Trudno więc tu mówić o jakiejkolwiek sprawiedliwości. Ofiara zamiast pomocy została jeszcze bardziej skrzywdzona, a sprawca nie tylko uniknął kary, ale niektórzy uważają, iż nawet otrzymał nagrodę. Chłopcy w sierocińcu nie mają przecież rodzin, do których mogą się zwrócić o pomoc. Nie mają żadnego oparcia, są tylko oni i duchowni prowadzący placówkę.

 

Norma

Sprawa może bulwersować, może oburzać, ale nie jest to jeszcze jej koniec. Dziennikarz „NRC Handelsblad” badający tę sprawę dotarł do dokumentów, z których wynikało, iż podobne zabiegi w niemal identycznych okolicznościach zostały przeprowadzone co najmniej jeszcze u dziesięciu uczniów tej szkoły mieszkających w internacie. Dziennikarz Joep Dohmen analizując te wydarzenia, uznał, iż to, co spotkało tych młodych ludzi, było niczym innym jak karą za donoszenie na księży.
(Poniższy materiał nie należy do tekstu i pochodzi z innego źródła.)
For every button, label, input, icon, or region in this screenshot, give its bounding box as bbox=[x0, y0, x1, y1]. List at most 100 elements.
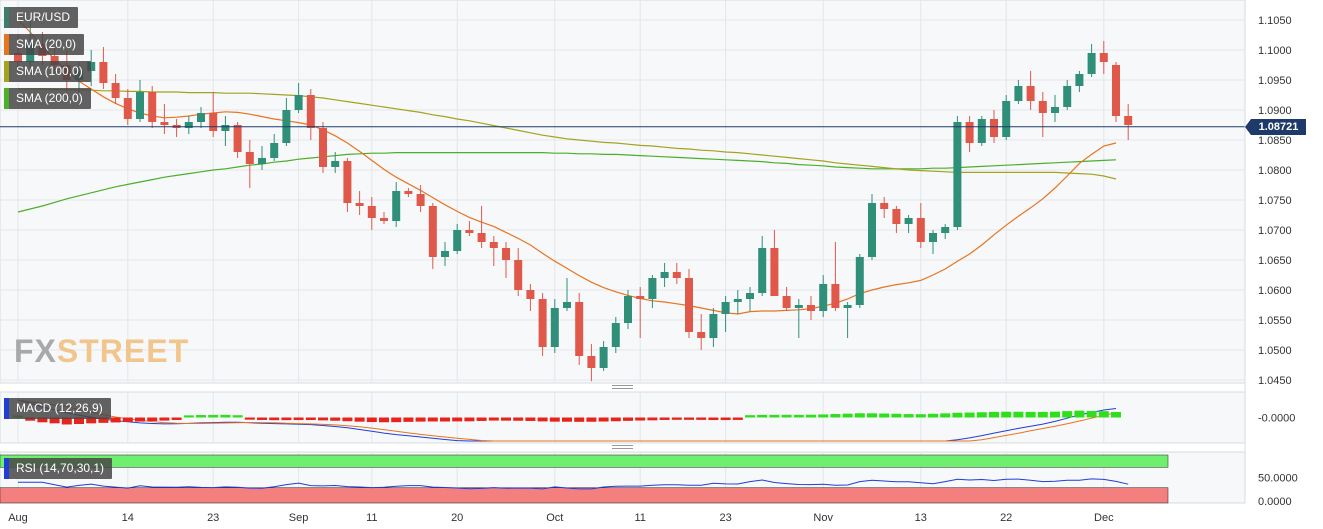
main-panel-bg bbox=[0, 0, 1246, 384]
candle-body bbox=[1124, 116, 1133, 125]
x-tick-label: Sep bbox=[289, 512, 309, 524]
macd-histogram-bar bbox=[342, 417, 353, 422]
candle bbox=[87, 50, 96, 86]
candle bbox=[868, 194, 876, 260]
candle bbox=[538, 293, 547, 356]
candle bbox=[929, 230, 937, 254]
candle bbox=[306, 89, 315, 140]
candle bbox=[477, 206, 486, 248]
candle-body bbox=[209, 113, 218, 131]
legend-swatch-eurusd bbox=[4, 7, 9, 28]
candle bbox=[1002, 95, 1011, 140]
candle bbox=[441, 242, 449, 266]
y-tick-label: 1.0900 bbox=[1258, 105, 1292, 117]
candle-body bbox=[404, 191, 413, 194]
candle bbox=[1014, 80, 1023, 104]
macd-histogram-bar bbox=[1111, 412, 1121, 418]
candle-body bbox=[636, 296, 645, 299]
candle-body bbox=[331, 161, 340, 167]
candle-body bbox=[550, 308, 559, 347]
candle bbox=[1087, 44, 1096, 77]
legend-sma200[interactable]: SMA (200,0) bbox=[4, 88, 91, 109]
y-tick-label: 1.0800 bbox=[1258, 165, 1292, 177]
macd-histogram-bar bbox=[110, 417, 121, 423]
candle-body bbox=[1002, 101, 1011, 137]
macd-histogram-bar bbox=[854, 413, 865, 418]
candle bbox=[587, 344, 596, 382]
rsi-overbought-zone bbox=[0, 454, 1169, 468]
y-tick-label: 1.0500 bbox=[1258, 345, 1292, 357]
candle bbox=[1038, 92, 1047, 137]
candle-body bbox=[758, 248, 767, 293]
candle-body bbox=[306, 95, 315, 128]
candle bbox=[611, 317, 620, 353]
candle-body bbox=[977, 119, 986, 143]
macd-histogram-bar bbox=[757, 414, 768, 418]
candle bbox=[758, 236, 767, 296]
macd-histogram-bar bbox=[1062, 411, 1073, 418]
candle bbox=[343, 158, 352, 212]
candle bbox=[1051, 95, 1059, 122]
candle bbox=[233, 122, 242, 158]
candle-body bbox=[1051, 107, 1059, 113]
macd-histogram-bar bbox=[122, 417, 133, 422]
macd-histogram-bar bbox=[684, 417, 694, 420]
legend-swatch-sma100 bbox=[4, 61, 9, 82]
macd-histogram-bar bbox=[208, 414, 219, 418]
candle-body bbox=[575, 302, 584, 356]
macd-histogram-bar bbox=[976, 412, 987, 418]
candle-body bbox=[807, 305, 815, 311]
candle-body bbox=[416, 194, 425, 206]
candle-body bbox=[880, 203, 889, 209]
macd-histogram-bar bbox=[305, 417, 316, 421]
candle-body bbox=[1099, 53, 1108, 62]
macd-histogram-bar bbox=[269, 417, 280, 421]
candle-body bbox=[1075, 74, 1084, 86]
candle-body bbox=[746, 293, 754, 299]
macd-histogram-bar bbox=[159, 417, 170, 421]
macd-histogram-bar bbox=[232, 415, 243, 418]
macd-histogram-bar bbox=[635, 417, 646, 421]
candle-body bbox=[123, 98, 132, 119]
rsi-line bbox=[18, 478, 1129, 490]
macd-panel-bg bbox=[0, 391, 1246, 444]
macd-histogram-bar bbox=[61, 417, 72, 425]
macd-histogram-bar bbox=[842, 413, 853, 418]
macd-histogram-bar bbox=[464, 417, 475, 422]
macd-histogram-bar bbox=[513, 417, 524, 421]
candle bbox=[660, 263, 669, 287]
candle-body bbox=[1087, 53, 1096, 74]
candle bbox=[1075, 71, 1084, 92]
legend-label-sma20: SMA (20,0) bbox=[16, 37, 77, 51]
candle bbox=[1112, 62, 1120, 122]
legend-eurusd[interactable]: EUR/USD bbox=[4, 7, 79, 28]
candle bbox=[1124, 104, 1133, 140]
legend-sma100[interactable]: SMA (100,0) bbox=[4, 61, 91, 82]
macd-histogram-bar bbox=[708, 417, 719, 421]
legend-macd[interactable]: MACD (12,26,9) bbox=[4, 398, 111, 419]
candle-body bbox=[245, 152, 254, 164]
candle bbox=[648, 275, 657, 308]
candle-body bbox=[831, 284, 840, 308]
legend-rsi[interactable]: RSI (14,70,30,1) bbox=[4, 458, 113, 479]
candle-body bbox=[367, 206, 376, 218]
macd-histogram-bar bbox=[574, 417, 585, 422]
x-tick-label: Aug bbox=[8, 512, 28, 524]
candle bbox=[636, 287, 645, 338]
x-tick-label: Nov bbox=[813, 512, 833, 524]
panel-resize-handle-macd[interactable] bbox=[612, 385, 633, 389]
macd-histogram-bar bbox=[525, 417, 536, 421]
macd-histogram-bar bbox=[879, 413, 890, 418]
legend-sma20[interactable]: SMA (20,0) bbox=[4, 34, 85, 55]
candle-body bbox=[465, 230, 474, 233]
macd-histogram-bar bbox=[989, 411, 999, 418]
candle bbox=[819, 275, 828, 317]
y-tick-label: 1.0650 bbox=[1258, 255, 1292, 267]
candle bbox=[941, 224, 950, 239]
candle bbox=[709, 308, 718, 347]
panel-resize-handle-rsi[interactable] bbox=[612, 445, 633, 449]
candle-body bbox=[685, 278, 693, 332]
macd-histogram-bar bbox=[318, 417, 328, 421]
candle bbox=[184, 116, 193, 134]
Karą, która miała sprawić, iż oprawcy pozostaną bezkarni.

 

Epilog

W 2010 roku holenderski rząd stworzył komisję, która miała przyjrzeć się kwestii przemocy seksualnej duchownych względem dzieci. Jej dochodzenie wykazało, iż w ciągu 60 lat 800 niderlandzkich duchownych katolickich, w tym nawet kilku biskupów, dopuściło się przemocy seksualnej. Ofiarami miało paść 20 tysięcy dzieci.